Altered cell and RNA isoform diversity in aging Down syndrome brains

Significance Down syndrome (DS) neurocognitive disabilities associated with trisomy 21 are known; however, gene changes within individual brain cells occurring with age are unknown. Here, we interrogated >170,000 cells from 29 aging DS and control brains using single-nucleus RNA sequencing. We observed increases in inhibitory-over-excitatory neurons, microglial activation in the youngest DS brains coinciding with overexpression of genes associated with microglial-mediated synaptic pruning, and overexpression of the chromosome 21 gene RUNX1 that may be a potential driving factor in microglial activation. Single-nucleus long-read sequencing revealed hundreds of thousands of unannotated RNA transcripts. These included diverse species for the Alzheimer’s disease gene—amyloid precursor protein—that contained intra-exonic junctions previously associated with somatic gene recombination, which was also identified in ∼8,000 other genes.
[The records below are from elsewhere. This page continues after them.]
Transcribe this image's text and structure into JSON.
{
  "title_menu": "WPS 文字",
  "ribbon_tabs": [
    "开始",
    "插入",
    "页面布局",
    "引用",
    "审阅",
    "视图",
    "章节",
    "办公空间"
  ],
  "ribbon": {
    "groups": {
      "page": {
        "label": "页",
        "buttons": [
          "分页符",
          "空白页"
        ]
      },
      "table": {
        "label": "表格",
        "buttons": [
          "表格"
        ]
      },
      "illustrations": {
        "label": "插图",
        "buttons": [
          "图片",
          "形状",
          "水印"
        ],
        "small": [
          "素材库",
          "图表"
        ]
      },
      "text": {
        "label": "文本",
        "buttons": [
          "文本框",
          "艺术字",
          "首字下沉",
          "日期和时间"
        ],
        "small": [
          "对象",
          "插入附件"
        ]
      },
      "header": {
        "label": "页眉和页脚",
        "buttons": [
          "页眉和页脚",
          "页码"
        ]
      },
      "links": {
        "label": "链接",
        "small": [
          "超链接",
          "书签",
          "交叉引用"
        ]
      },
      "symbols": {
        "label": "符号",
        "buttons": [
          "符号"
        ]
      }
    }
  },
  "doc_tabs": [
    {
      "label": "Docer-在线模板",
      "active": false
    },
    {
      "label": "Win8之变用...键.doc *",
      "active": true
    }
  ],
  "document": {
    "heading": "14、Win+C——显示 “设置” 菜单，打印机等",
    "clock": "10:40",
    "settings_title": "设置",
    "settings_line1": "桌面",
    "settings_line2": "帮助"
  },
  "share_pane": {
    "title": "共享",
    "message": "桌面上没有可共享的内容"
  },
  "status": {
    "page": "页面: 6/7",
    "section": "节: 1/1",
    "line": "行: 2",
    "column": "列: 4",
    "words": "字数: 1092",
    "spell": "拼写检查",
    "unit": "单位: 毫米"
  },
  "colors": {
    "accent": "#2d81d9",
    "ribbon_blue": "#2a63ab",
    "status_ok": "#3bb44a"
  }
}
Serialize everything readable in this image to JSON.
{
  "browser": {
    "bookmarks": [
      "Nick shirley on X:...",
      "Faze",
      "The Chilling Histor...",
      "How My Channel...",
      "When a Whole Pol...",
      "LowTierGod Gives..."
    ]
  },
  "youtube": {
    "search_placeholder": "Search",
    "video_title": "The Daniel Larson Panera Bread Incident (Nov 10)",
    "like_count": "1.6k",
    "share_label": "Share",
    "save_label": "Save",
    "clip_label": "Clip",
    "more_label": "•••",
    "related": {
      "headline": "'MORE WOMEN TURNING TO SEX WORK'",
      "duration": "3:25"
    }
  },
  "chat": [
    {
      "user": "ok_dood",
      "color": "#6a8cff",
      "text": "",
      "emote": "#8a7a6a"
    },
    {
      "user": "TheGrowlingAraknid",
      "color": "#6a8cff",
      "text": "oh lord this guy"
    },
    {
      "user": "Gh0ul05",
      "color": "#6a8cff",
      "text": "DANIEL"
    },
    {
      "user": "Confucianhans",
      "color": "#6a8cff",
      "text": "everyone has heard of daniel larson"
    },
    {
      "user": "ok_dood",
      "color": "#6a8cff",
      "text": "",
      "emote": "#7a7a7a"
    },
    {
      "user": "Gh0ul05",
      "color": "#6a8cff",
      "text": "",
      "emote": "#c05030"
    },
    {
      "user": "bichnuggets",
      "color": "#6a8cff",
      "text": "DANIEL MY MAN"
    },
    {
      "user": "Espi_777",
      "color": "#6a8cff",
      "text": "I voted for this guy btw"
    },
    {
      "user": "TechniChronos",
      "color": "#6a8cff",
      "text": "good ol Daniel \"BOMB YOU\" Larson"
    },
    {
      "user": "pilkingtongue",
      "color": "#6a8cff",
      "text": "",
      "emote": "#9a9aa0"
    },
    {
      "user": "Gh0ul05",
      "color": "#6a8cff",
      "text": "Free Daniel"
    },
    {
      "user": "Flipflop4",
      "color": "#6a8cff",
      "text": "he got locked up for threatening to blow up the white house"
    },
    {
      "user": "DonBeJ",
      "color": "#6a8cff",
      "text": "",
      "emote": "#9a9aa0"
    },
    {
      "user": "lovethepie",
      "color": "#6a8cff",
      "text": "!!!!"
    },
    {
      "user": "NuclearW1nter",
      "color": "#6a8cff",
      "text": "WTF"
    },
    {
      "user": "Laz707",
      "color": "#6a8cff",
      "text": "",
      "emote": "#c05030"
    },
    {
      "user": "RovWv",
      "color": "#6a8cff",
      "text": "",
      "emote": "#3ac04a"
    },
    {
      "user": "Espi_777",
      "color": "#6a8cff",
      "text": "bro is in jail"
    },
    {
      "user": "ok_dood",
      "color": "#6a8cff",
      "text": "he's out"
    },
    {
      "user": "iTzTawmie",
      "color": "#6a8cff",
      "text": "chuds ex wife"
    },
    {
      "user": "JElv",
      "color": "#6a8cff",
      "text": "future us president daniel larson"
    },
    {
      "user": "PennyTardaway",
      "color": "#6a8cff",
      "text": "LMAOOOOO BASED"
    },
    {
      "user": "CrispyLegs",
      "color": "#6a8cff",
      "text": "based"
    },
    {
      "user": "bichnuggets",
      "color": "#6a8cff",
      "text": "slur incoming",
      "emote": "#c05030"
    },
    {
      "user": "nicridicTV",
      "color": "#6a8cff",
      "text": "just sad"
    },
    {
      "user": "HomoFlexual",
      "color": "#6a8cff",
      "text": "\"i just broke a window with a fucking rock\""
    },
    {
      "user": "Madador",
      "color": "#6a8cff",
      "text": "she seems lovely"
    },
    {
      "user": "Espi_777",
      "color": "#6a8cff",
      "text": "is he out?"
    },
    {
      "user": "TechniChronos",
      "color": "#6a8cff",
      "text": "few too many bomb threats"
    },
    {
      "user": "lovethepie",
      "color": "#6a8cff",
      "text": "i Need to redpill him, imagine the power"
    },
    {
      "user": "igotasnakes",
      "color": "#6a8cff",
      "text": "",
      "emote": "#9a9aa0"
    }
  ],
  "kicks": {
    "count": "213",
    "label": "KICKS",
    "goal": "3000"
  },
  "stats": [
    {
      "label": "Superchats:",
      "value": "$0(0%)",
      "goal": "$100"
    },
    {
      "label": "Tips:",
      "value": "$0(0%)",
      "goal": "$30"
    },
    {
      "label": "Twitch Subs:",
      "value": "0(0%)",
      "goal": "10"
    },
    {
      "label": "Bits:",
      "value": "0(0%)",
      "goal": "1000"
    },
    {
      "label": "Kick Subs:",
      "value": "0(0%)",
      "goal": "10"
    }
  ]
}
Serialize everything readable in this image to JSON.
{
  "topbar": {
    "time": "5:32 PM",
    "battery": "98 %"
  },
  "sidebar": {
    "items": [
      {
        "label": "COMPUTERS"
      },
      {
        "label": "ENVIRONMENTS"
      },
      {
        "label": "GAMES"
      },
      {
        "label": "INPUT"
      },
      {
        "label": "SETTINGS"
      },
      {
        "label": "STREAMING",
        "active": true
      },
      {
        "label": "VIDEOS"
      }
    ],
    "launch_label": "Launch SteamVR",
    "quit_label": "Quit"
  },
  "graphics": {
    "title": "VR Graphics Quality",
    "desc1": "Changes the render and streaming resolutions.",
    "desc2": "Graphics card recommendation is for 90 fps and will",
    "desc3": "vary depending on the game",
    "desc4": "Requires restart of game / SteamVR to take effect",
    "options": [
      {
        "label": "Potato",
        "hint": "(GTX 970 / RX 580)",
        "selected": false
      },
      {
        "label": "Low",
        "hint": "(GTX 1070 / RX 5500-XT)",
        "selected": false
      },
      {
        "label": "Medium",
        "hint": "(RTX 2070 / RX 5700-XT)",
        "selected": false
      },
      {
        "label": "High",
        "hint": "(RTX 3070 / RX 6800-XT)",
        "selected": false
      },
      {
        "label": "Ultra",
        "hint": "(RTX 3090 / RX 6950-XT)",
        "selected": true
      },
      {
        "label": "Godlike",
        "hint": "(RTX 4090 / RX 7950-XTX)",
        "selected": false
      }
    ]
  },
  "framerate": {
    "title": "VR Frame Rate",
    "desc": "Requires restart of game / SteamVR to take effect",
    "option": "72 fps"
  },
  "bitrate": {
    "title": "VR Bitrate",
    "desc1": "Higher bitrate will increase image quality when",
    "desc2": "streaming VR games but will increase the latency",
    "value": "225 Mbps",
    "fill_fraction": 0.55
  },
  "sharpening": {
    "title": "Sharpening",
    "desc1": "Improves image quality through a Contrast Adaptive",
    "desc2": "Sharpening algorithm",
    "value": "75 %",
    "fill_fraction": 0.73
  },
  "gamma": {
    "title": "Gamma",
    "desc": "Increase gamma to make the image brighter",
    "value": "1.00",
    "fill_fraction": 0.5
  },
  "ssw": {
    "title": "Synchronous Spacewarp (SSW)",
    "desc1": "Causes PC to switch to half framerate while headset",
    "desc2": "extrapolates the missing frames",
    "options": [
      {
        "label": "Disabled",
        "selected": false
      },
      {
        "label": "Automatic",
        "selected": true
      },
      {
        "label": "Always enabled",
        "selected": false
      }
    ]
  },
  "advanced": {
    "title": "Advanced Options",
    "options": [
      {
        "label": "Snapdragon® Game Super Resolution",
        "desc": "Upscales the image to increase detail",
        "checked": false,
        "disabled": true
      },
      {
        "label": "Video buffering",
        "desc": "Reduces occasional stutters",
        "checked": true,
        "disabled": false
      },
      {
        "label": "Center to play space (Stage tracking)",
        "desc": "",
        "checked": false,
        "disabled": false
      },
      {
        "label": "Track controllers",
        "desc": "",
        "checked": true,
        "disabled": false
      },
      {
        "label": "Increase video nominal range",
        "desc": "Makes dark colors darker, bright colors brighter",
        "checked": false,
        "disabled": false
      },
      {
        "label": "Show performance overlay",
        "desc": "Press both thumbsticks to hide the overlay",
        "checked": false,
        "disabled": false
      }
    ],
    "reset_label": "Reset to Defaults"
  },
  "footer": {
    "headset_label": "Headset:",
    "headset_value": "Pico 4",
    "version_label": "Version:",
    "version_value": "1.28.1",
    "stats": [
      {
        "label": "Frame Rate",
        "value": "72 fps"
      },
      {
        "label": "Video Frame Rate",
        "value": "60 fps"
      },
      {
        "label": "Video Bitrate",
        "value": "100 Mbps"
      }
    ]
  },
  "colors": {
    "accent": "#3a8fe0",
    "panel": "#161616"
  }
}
Down syndrome (DS), trisomy of human chromosome 21 (HSA21), is characterized by lifelong cognitive impairments and the development of the neuropathological hallmarks of Alzheimer’s disease (AD). The cellular and molecular modifications responsible for these effects are not understood. Here we performed single-nucleus RNA sequencing (snRNA-seq) employing both short- (Illumina) and long-read (Pacific Biosciences) sequencing technologies on a total of 29 DS and non-DS control prefrontal cortex samples. In DS, the ratio of inhibitory-to-excitatory neurons was significantly increased, which was not observed in previous reports examining sporadic AD. DS microglial transcriptomes displayed AD-related aging and activation signatures in advance of AD neuropathology, with increased microglial expression of C1q complement genes (associated with dendritic pruning) and the HSA21 transcription factor gene RUNX1. Long-read sequencing detected vast RNA isoform diversity within and among specific cell types, including numerous sequences that differed between DS and control brains. Notably, over 8,000 genes produced RNAs containing intra-exonic junctions, including amyloid precursor protein (APP) that had previously been associated with somatic gene recombination. These and related results illuminate large-scale cellular and transcriptomic alterations as features of the aging DS brain.